JULIE HYMAN: I want to focus in a little bit more in international, specifically, because Germany's Angela Merkel saying this morning that things are as bad as they've ever been in Germany in terms of COVID and the number of infections. How much upside have you been looking for as international travel starts to open back up? I mean, how much was this going to lend to the numbers for the airlines?

JONATHAN ROOT: Yeah, so from our perspective, we see a continuing positive trend. If we look at the US airlines, domestic TSA screenings are at 80% of 2019 level with limited international travel at the moment. So you know, that's helpful for the US airlines. We think that will continue.

On the international front, we haven't seen-- since November 8, we have not seen the uptick in daily screenings-- a meaningful uptick. But that will probably come with the holidays as people are going to connect-- you know, friends and family and the holidays.

And again, the key-- I can't predict which government may become more restrictive in what time frame. And that is the key for the international recovery.
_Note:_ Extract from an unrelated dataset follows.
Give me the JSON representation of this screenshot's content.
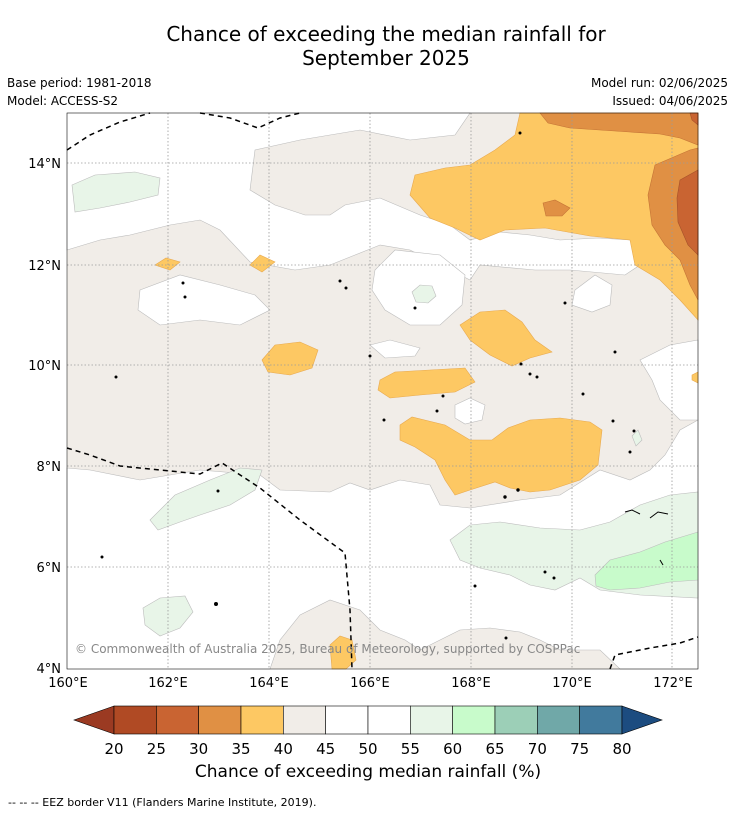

We do feel that there is still strong pent-up demand not only for leisure but for business travel and even in international long-haul travel.

Now, those two are not going to pick up at the same pace as did domestic in the US this summer. But we do anticipate that there will be accelerating activity and volumes across the customer base.

BRIAN SOZZI: How concerned are you, Jonathan, about the risk to profits because of the rise in jet fuel?

JONATHAN ROOT: Yeah, so we think the airlines can be profitable with higher jet fuel and where the price of Brent oil is today. You know, the challenge is we're coming through-- this is the recovery phase. So if we were beyond the pandemic normal activity levels, we'd be less concerned for sure.

But we know that historically, when Brent was at $100 a barrel, going back in the 2015 time frame or '13 time frame-- excuse me-- the US airlines had an operating profit margin around 8%. So we think they can be profitable.

Of course, the cost structure is changing. With the pandemic, the industry has made meaningful strides in managing its cost structure. Going back a year ago, the companies were talking about how their margins in 2023 would be better than '19 because of the work they did on their cost structure.

Well, roll forward to today, with cost inflation, not only fuel but other costs, you know, that equation is changing. But we still expect the industry to be profitable as we get toward the end of the pandemic and back to normal conditions.

JULIE HYMAN: Jonathan, thanks so much this morning, and happy Thanksgiving to you. Moody's senior vice president talking to us about the airline's outlook there.